L’Oltrepò Pavese si prepara ad accogliere venerdì 5 giugno 2026 la settima tappa del Giro d’Italia Women 2026, la più lunga della corsa, con arrivo a Godiasco Salice Terme dopo 159 chilometri. Previsti divieti e chiusure temporanee lungo il percorso nei comuni interessati dal passaggio della gara (foto di copertina: Giro d’Italia Women).
Giro d’Italia Women 2026, in Oltrepò Pavese
L’Oltrepò Pavese si appresta a diventare protagonista del grande ciclismo internazionale con il passaggio del Giro d’Italia Women 2026. Venerdì 5 giugno 2026 il territorio provinciale ospiterà infatti la settima tappa della prestigiosa competizione ciclistica femminile organizzata da RCS Sport, un appuntamento che porterà atlete provenienti da tutto il mondo a percorrere alcune delle strade più suggestive dell’Appennino pavese.
La tappa più lunga del Giro Women
La frazione partirà da Sorbolo Mezzani, in provincia di Parma, per concludersi a Godiasco Salice Terme dopo un percorso complessivo di 159 chilometri, il più lungo dell’intera edizione 2026 della manifestazione.

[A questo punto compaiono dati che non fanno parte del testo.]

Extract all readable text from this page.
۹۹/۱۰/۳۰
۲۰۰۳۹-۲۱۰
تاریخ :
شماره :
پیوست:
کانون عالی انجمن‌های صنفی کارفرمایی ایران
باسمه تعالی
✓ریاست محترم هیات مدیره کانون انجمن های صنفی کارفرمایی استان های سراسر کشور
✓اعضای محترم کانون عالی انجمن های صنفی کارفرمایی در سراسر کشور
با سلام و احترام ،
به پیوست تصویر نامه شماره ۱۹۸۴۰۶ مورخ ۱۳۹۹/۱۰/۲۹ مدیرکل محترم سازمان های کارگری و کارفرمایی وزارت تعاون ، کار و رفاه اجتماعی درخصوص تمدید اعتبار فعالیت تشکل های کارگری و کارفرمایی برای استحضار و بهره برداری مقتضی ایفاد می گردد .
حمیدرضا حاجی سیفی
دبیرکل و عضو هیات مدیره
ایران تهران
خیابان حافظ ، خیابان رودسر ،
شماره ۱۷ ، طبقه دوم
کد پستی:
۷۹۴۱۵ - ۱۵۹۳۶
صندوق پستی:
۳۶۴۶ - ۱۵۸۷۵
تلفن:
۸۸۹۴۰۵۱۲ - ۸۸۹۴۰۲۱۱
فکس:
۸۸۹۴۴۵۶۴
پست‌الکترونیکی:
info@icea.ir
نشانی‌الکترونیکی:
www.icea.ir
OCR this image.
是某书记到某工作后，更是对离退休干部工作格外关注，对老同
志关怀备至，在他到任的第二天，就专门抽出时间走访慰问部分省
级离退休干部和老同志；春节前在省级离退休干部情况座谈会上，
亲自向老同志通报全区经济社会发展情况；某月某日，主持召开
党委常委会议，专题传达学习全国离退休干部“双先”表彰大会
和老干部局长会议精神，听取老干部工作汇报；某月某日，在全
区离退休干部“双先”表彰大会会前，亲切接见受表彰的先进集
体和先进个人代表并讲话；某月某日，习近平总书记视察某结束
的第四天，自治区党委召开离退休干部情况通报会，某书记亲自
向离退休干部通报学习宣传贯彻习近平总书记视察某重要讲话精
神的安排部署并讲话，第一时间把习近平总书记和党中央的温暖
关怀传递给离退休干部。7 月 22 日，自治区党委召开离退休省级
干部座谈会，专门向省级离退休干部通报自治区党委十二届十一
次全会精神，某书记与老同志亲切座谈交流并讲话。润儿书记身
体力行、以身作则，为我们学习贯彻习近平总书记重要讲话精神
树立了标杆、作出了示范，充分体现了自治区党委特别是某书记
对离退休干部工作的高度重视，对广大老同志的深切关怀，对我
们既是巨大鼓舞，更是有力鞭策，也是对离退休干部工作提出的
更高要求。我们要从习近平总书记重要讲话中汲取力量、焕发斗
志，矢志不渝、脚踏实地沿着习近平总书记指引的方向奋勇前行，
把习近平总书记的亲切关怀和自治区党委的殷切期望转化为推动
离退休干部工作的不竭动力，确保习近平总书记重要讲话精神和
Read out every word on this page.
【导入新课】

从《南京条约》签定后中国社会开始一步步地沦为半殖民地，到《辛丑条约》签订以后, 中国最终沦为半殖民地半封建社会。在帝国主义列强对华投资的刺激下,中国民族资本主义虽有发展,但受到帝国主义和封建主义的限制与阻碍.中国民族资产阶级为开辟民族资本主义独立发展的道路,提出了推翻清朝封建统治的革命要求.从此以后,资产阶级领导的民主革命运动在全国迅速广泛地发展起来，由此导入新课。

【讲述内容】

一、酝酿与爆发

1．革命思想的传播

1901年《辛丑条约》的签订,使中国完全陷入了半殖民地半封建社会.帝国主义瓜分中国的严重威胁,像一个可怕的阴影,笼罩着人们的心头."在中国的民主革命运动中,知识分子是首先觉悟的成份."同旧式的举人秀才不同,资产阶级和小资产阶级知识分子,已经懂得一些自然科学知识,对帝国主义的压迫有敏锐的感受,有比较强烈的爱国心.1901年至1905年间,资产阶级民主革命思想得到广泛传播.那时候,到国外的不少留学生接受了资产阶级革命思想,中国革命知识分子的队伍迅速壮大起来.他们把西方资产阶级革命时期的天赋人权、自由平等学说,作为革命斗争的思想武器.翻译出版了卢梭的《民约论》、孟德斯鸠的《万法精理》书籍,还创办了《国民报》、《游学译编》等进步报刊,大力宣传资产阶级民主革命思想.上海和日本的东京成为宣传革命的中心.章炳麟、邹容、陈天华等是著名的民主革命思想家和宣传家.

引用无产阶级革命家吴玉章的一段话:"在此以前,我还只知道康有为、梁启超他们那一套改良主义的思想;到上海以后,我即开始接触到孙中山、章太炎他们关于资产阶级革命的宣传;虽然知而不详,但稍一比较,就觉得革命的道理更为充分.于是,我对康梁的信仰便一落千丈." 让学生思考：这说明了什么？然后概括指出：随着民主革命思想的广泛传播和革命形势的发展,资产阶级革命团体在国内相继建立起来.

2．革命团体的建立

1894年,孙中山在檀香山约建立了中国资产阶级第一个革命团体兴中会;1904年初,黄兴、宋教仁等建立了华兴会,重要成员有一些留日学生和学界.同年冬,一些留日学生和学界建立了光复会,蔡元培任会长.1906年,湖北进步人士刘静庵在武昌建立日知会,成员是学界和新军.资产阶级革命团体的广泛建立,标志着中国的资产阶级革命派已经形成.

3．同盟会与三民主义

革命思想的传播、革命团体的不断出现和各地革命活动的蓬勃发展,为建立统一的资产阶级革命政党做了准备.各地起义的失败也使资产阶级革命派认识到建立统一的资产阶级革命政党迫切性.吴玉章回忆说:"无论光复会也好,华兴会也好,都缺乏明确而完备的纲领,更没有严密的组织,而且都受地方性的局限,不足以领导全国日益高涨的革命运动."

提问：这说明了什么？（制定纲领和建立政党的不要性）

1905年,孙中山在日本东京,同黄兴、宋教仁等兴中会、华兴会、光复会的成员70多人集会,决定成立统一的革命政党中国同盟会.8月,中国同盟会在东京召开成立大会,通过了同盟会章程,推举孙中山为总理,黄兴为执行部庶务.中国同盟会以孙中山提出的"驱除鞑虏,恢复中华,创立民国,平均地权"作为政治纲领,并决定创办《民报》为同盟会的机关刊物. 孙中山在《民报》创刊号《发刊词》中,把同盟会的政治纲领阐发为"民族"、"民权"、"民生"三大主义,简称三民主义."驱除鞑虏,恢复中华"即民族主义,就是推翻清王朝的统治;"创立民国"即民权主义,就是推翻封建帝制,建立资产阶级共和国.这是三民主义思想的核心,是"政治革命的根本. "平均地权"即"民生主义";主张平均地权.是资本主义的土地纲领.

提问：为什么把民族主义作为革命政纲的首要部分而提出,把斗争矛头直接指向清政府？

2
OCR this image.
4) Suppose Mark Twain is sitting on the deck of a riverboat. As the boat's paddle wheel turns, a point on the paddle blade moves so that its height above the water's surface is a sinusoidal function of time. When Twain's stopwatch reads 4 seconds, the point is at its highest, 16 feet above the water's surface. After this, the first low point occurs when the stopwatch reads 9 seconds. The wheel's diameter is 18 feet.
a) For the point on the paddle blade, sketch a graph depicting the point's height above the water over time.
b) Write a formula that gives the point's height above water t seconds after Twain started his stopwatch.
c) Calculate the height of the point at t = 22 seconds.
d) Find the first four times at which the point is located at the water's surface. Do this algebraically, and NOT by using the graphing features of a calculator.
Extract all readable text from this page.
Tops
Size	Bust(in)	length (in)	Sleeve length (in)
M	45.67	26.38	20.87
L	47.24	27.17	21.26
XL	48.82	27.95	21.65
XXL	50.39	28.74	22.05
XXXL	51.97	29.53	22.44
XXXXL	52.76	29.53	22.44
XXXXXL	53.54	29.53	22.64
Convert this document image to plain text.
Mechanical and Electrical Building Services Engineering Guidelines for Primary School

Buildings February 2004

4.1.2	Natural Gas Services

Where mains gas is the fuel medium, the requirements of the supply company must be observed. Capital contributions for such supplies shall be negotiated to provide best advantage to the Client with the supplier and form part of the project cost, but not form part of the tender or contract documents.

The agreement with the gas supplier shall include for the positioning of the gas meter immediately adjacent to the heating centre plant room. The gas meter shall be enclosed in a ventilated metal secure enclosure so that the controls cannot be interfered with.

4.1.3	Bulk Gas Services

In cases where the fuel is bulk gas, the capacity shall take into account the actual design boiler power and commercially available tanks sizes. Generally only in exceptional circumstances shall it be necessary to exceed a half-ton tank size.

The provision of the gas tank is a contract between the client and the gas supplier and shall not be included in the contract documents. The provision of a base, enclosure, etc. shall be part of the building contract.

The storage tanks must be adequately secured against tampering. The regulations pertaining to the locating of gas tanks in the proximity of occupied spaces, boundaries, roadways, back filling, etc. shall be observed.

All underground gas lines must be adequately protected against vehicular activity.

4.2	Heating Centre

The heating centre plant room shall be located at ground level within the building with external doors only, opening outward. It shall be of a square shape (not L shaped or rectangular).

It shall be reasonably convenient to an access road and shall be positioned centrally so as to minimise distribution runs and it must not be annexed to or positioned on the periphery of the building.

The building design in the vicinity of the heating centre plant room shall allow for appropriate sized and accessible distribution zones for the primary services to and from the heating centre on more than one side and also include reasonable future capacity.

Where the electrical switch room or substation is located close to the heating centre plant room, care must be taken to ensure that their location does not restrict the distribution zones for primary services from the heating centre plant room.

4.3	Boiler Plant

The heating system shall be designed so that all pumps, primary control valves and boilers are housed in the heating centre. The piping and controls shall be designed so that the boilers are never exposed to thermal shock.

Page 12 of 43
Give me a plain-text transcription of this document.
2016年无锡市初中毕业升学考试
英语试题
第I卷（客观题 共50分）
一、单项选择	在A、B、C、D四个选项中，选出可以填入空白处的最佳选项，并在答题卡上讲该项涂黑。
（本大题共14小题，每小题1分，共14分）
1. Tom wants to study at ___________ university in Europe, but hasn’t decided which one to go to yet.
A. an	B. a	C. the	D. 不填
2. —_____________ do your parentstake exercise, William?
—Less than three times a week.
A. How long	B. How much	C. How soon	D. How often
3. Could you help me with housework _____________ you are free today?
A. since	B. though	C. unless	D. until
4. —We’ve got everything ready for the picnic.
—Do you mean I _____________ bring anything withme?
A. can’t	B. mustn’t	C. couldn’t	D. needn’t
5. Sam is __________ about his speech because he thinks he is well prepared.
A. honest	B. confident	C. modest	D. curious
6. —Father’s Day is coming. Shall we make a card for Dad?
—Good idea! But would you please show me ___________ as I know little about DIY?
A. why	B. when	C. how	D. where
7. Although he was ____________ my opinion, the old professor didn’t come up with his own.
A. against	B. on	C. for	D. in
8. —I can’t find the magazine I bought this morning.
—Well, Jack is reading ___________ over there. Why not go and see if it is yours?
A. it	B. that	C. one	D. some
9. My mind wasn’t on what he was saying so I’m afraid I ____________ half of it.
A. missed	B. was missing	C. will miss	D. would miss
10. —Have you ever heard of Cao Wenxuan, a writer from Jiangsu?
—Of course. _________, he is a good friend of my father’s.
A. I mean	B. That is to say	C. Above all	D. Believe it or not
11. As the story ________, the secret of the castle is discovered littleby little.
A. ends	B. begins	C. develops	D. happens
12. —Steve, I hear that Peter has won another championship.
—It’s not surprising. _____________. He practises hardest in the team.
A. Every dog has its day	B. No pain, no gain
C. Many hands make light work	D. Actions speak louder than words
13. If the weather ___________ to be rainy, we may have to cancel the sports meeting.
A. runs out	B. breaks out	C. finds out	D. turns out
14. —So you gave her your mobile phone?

Nei giorni scorsi la Provincia di Pavia ha rilasciato il nulla osta viabilistico necessario allo svolgimento della competizione sul territorio provinciale. La corsa attraverserà diversi centri dell’Oltrepò percorrendo la Strada Provinciale 207 “Zavattarello–Varzi”, la Strada Provinciale 1 “Bressana Bottarone–Salice Terme” e la Strada Statale 461 del Passo del Penice.
I comuni interessati dal passaggio della carovana rosa saranno Colli Verdi, Zavattarello, Varzi, Bagnaria, Cecima, Ponte Nizza, Godiasco Salice Terme e Rivanazzano Terme.

Le modifiche alla circolazione
Per consentire il regolare svolgimento della manifestazione in condizioni di sicurezza, la Prefettura di Pavia ha emanato un’ordinanza che dispone la sospensione temporanea della circolazione veicolare e pedonale lungo tutto il percorso di gara.
Le chiusure scatteranno 45 minuti prima del previsto passaggio delle concorrenti e resteranno in vigore fino al transito del veicolo di servizio che segnala ufficialmente la fine della corsa.
Durante questo intervallo sarà vietata la circolazione dei veicoli non autorizzati, così come l’immissione e l’attraversamento della carreggiata interessata dalla competizione. Restano esclusi dai divieti i mezzi delle forze dell’ordine, dei vigili del fuoco e del soccorso sanitario.
Parallelamente, i sindaci dei comuni coinvolti adotteranno specifici provvedimenti per disciplinare la viabilità sulle strade comunali interessate dal passaggio della corsa.
Una vetrina per l’Oltrepò
Secondo il presidente della Provincia di Pavia, Giovanni Palli, il passaggio del Giro Women rappresenta un’importante occasione di promozione per il territorio.
“La settima tappa del Giro Women porta ancora una volta l’Oltrepò Pavese al centro dell’attenzione del ciclismo internazionale” ha dichiarato Giovanni Palli. “Le telecamere di tutto il mondo trasmetteranno i nostri paesaggi, e i nostri borghi. È una vetrina straordinaria per il territorio, frutto di un lavoro di squadra tra Provincia, Comuni, Prefettura, Protezione Civile e tutte le forze dell’ordine coinvolte per garantire lo svolgimento sicuro di un evento di questa portata”.
L’attenzione degli appassionati sarà concentrata in particolare sulla salita di Pietragavina, Gran Premio della Montagna di terza categoria situato a 727 metri di quota, destinata a rappresentare uno dei punti chiave della tappa. Dopo l’attraversamento dello storico borgo di Varzi, le atlete affronteranno la discesa verso il traguardo di Salice Terme.

Arrivo previsto nel tardo pomeriggio
L’arrivo della settima tappa è previsto tra le 17 e le 17.30, orario in cui Salice Terme accoglierà le protagoniste della corsa al termine di una giornata che promette spettacolo e grande partecipazione di pubblico.
Le autorità invitano residenti e automobilisti a consultare preventivamente le ordinanze pubblicate dalla Prefettura di Pavia e dai singoli Comuni interessati, così da programmare gli spostamenti e limitare eventuali disagi legati alle chiusure temporanee delle strade.